Mapping between a Darwino DB and a relational database

A Darwino database is mapped to a set of relational tables. These tables store all of the documents for all of the stores in all of the instances of the database.

To optimize the performance of the database, one would add indexes depending on the nature of the queries that are being performed. There is an art to this optimization; beside application-specific factors, there may be considerations related to the underlying database engine… Postgres, DB2, and MySQL could have different optimizations.

There is one set of relational tables per Darwino database. If the names of the tables depend on the database name, the definition of the tables is static for a given version of Darwino. This allows the tables to be created once by a DBA, and then used as-is, even when the application evolves.

For performance reasons, indexes on columns can be added. As the platform doesn't know most of the queries that will be executed by the application, it predefines a minimal set of indexes to speed up the generic access to the database (get a document by ID, index by key, synchronization...). But it is up to the application developer to track the requests being emitted by the database and then add additional indexes as required.

On the database systems that support native JSON access, JSON access indexes can also be added. Please refer to your database system documentation for best practices.

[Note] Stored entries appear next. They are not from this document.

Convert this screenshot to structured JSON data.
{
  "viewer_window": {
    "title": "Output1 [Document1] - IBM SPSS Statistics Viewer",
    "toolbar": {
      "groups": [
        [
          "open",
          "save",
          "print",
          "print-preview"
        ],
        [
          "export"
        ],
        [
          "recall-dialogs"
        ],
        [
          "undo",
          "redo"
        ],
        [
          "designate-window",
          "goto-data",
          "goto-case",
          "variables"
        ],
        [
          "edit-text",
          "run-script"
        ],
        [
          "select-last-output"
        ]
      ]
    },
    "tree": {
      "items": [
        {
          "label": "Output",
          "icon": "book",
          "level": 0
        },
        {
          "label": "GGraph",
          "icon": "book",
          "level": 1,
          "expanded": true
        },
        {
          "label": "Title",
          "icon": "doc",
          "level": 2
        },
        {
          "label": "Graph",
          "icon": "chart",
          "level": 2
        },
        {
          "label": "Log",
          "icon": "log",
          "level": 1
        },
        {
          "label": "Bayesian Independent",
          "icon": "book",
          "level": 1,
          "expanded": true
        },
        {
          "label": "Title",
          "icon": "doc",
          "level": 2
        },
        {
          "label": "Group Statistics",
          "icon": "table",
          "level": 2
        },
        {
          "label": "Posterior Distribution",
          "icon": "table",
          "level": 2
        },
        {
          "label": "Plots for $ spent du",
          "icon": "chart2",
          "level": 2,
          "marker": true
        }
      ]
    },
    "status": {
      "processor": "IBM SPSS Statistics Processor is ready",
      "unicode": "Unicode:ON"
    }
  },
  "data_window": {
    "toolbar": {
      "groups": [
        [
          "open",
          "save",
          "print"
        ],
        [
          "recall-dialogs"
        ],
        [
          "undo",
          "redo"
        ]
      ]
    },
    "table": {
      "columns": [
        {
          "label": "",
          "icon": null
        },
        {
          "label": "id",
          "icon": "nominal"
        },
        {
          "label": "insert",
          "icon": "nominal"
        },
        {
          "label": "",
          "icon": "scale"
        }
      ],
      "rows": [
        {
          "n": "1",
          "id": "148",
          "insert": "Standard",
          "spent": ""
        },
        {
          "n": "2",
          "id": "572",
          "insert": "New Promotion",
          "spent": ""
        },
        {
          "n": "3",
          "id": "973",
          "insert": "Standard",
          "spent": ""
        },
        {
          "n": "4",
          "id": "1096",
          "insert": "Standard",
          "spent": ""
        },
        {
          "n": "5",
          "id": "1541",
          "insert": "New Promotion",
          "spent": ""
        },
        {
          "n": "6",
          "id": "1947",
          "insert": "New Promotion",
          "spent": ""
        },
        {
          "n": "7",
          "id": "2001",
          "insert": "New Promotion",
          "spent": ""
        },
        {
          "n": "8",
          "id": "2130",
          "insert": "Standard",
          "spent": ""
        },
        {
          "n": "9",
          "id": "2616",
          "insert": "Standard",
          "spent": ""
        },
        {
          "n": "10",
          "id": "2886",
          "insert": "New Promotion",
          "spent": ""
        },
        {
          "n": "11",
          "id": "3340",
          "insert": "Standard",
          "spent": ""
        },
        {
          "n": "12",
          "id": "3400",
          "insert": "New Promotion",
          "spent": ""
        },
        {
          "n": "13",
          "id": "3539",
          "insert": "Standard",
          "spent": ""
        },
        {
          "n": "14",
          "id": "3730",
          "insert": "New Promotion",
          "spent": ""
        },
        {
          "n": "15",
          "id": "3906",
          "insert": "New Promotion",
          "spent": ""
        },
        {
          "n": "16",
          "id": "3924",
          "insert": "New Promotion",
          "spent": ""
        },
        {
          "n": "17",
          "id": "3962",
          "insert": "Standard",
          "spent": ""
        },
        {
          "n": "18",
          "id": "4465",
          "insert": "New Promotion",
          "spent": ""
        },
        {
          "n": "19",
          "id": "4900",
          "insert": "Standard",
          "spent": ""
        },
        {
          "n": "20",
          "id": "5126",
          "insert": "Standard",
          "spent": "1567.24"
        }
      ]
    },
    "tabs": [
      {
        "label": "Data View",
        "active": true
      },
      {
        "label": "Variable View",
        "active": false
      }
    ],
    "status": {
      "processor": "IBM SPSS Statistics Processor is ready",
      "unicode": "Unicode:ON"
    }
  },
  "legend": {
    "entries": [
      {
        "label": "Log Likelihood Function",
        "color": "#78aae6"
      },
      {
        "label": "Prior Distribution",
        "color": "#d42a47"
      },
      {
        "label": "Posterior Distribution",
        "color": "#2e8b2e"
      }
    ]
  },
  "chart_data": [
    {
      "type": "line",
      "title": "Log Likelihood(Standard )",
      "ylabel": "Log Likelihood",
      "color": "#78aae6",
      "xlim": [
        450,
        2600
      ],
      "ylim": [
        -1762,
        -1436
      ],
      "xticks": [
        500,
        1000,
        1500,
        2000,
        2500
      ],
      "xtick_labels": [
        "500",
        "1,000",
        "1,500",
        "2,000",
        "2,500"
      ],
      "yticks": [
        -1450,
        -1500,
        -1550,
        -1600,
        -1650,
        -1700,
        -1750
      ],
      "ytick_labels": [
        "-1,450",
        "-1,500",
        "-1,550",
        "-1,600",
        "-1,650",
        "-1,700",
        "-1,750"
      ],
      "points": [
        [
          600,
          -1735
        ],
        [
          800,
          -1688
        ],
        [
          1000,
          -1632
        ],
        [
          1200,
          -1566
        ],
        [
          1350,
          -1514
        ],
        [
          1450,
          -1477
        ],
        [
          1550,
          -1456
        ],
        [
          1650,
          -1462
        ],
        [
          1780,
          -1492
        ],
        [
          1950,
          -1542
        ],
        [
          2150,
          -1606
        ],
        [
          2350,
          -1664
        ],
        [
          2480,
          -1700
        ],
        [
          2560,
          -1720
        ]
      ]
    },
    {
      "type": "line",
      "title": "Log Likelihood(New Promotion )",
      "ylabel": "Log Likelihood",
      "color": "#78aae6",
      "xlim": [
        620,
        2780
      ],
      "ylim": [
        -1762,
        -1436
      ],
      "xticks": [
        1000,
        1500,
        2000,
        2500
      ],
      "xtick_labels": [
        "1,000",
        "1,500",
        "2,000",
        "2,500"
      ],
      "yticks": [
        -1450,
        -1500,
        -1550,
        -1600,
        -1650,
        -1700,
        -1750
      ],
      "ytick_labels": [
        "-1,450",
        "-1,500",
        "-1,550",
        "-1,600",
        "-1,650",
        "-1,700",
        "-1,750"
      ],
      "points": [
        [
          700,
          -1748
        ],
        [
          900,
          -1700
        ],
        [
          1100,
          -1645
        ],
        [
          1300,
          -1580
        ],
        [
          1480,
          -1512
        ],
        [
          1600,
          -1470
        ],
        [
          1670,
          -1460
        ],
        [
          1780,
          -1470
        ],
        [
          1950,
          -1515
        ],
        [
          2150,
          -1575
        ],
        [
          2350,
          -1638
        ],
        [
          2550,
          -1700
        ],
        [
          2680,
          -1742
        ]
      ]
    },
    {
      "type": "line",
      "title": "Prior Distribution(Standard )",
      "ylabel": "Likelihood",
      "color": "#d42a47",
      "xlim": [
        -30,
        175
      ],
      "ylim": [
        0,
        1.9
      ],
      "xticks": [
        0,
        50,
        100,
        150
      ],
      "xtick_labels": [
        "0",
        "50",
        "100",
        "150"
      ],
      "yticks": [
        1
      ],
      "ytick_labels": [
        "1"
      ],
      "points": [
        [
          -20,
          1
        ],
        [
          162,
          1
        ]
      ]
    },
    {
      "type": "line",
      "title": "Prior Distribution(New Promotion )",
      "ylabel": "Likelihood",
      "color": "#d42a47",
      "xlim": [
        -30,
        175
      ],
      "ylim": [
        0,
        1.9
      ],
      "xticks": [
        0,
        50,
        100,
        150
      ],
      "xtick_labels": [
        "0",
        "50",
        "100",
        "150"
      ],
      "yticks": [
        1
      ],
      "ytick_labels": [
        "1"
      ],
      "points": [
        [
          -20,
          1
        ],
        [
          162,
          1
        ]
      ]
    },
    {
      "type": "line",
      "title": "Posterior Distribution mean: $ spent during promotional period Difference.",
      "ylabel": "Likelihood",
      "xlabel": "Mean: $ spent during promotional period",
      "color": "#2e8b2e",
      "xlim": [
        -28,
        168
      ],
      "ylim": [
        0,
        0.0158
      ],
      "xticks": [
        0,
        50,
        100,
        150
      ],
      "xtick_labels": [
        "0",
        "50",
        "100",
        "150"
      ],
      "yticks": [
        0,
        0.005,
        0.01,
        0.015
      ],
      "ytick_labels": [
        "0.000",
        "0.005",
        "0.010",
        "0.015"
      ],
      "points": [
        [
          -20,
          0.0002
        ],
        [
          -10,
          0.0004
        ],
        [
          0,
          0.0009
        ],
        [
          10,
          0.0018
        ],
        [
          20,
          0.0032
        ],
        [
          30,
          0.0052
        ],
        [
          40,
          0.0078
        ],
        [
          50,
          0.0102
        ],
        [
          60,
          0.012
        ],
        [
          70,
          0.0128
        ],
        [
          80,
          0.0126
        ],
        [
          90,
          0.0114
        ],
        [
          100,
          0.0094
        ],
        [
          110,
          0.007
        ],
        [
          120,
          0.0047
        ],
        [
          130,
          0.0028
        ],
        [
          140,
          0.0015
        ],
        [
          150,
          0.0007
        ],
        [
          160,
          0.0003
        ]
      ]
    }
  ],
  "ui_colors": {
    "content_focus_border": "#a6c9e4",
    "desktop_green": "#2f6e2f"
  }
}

Darwino application tables

The prefix of Darwino's table names is the name of the Darwino database. This restricts us to names that are compatible with the rules of the relational database system. The suffix is always an underscore followed by three characters. Let’s take a look:

  • _dsg: The Design table. This includes the lists of fields, stores, indexes, etc… There is at least one record in this table, with the value “DATABASE” in its type column. The name column is empty, and the json column contains the definition of the database. When you initialize a Darwino database, it will create this set of tables and store the database definition in that single record in the _dsg table.

    In the database definition is a field called “version”. When you initialize the database, the version will be “1”. Every time the database definition changes, increment the number. This is important in Darwino because the application is disconnected from the database, so it is possible to have a database design that is not at the level expected by the application. When your code is opening the database, it will open this record from the _dsg table, extract the version value, and do a compare.

    If it’s a match, it will open the database, return a handle, and off you go.

    In another case, the application may be expecting to work with a higher version of the database. When opening, you specify how to update. One choice is to upgrade the database by running a function that you provide to give the new database definition.

    If, on the other hand, the application is expecting a lower level of the database, it will fail. The application will not be able to update the database because it won’t know how.

    In the DatabaseDef class, the loadDatabase method does the job of checking the version number and returning either null or a handle to the desired database (referenced by its name).

    If the runtime itself has been updated, the “tableVersion” in the database definition comes into play. It is not managed by the application; it is managed by the runtime. If Darwino has been upgraded and needs to upgrade the design of its default tables, it will do so transparently to the user, as long as the RDBMS user has the rights to run DDL statements.

    There is also versioning associated with the DatabaseCustomizer, which is where the developer, using a set of DDL statements, defines additional indexes, stored procedures, and triggers, typically for the purpose of optimizing the performance of the application. See Optimizing the database for details.

  • _doc: The document table. There is one row per document. This row contains the JSON value as well as some metadata.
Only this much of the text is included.